Once I got over being angry and hurt about that conversation, I realized that my relative’s opinion had one meaning that is two-pronged: that 1) nothing is a real accomplishment unless it has produced vast quantities of material things and/or awards in order to 2) be seen and show-off in front of on-lookers. (My relative didn’t deny it when I, still angry, said that he didn’t think that the things I had done were real accomplishments because none of those were things that he could brag about; none of his ignorant friends cared about such things.)
Having recently lost almost everything I owned spurred a conversation I’ve been having with God and a continuation of a philosophical “conversation” I’ve being having with myself since that other conversation. What’s the true purpose of using your talents—meant in the biblical sense? Is it so you can buy stuff to enjoy? Or to look good in front of others? Both? I know countless people who push to get their degrees and well-paying jobs for those reasons, especially the latter.

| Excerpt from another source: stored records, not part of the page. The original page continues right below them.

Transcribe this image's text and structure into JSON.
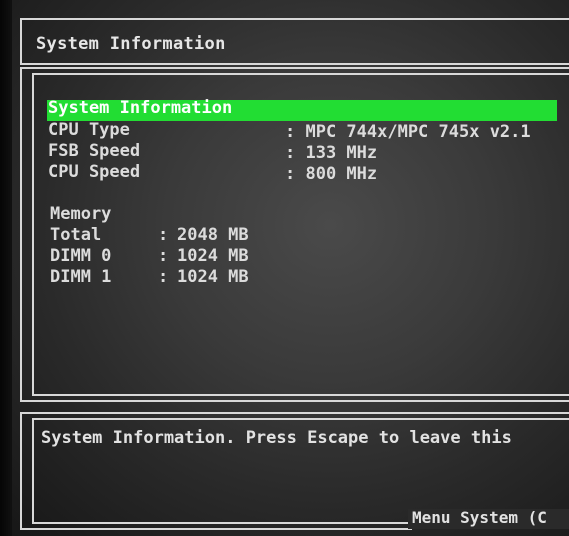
{
  "header": {
    "title": "System Information"
  },
  "section": {
    "heading": "System Information"
  },
  "cpu": {
    "type_label": "CPU Type",
    "type_value": ": MPC 744x/MPC 745x v2.1",
    "fsb_label": "FSB Speed",
    "fsb_value": ": 133 MHz",
    "speed_label": "CPU Speed",
    "speed_value": ": 800 MHz"
  },
  "memory": {
    "heading": "Memory",
    "rows": [
      {
        "label": "Total",
        "sep": ":",
        "value": "2048 MB"
      },
      {
        "label": "DIMM 0",
        "sep": ":",
        "value": "1024 MB"
      },
      {
        "label": "DIMM 1",
        "sep": ":",
        "value": "1024 MB"
      }
    ]
  },
  "help": {
    "text": "System Information. Press Escape to leave this"
  },
  "footer": {
    "text": "Menu System (C"
  },
  "colors": {
    "highlight": "#22dd33",
    "text": "#dcdcdc",
    "border": "#d8d8d8"
  }
}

“Floor-showing” was what my great-aunt (RIP) called the fruit of this type of thinking.
It seems to me that floor-showing as an ultimate life goal is the full-flowering of ingratitude and entitlement. It is also a sign of a deep-seated inferiority complex.
And that’s what this whole thing with Jada Pinkett-Smith is about. It isn’t enough that her husband, Will Smith, is an accomplished actor and that the two have raised their children in great opulence. They must have validation! And not validation from the lowly consumer, but from the Big Guys! And, through that kind of validation he can say “I’m an Academy Award winner! Look at me!” And she can say, “I’m married to an Academy Award winning actor! Look at me!” The alleged scorning of black actors by the Academy is a mere vehicle to get others on their side. Will Smith’s former Fresh Prince of Bel-Air co-star Janet Hubert sees right through this tactic.
Outcome-based education and employment–otherwise known as Affirmative Action–are two sophisticated types of floor-showing; they are the reasons that hard work has almost become irrelevant. Only the title accrued means anything, no matter how dumb-down the curricula or qualifications are made. This mindset has become so pervasive that even material gains and box office receipts are no longer good enough for people like the Smiths. They have to be crowned by the establishment they serve and, if not, they will take their ball and go home. And, in the name of tribal solidarity, they want other black actors to do the same, regardless of whether the latter have mortgages to pay or not, as Ms. Hubert mentioned. I’m guessing that the Smiths will not be putting up any boycotting actors in one of their mansions.
That said, what should any final life goal truly be? To give glory to God, which I think, is why He gives us personal talents/gifts in the first place. Achieving milestones in order to “be seen of men” seems to lead to chronic hunger. And anger. And unhappiness.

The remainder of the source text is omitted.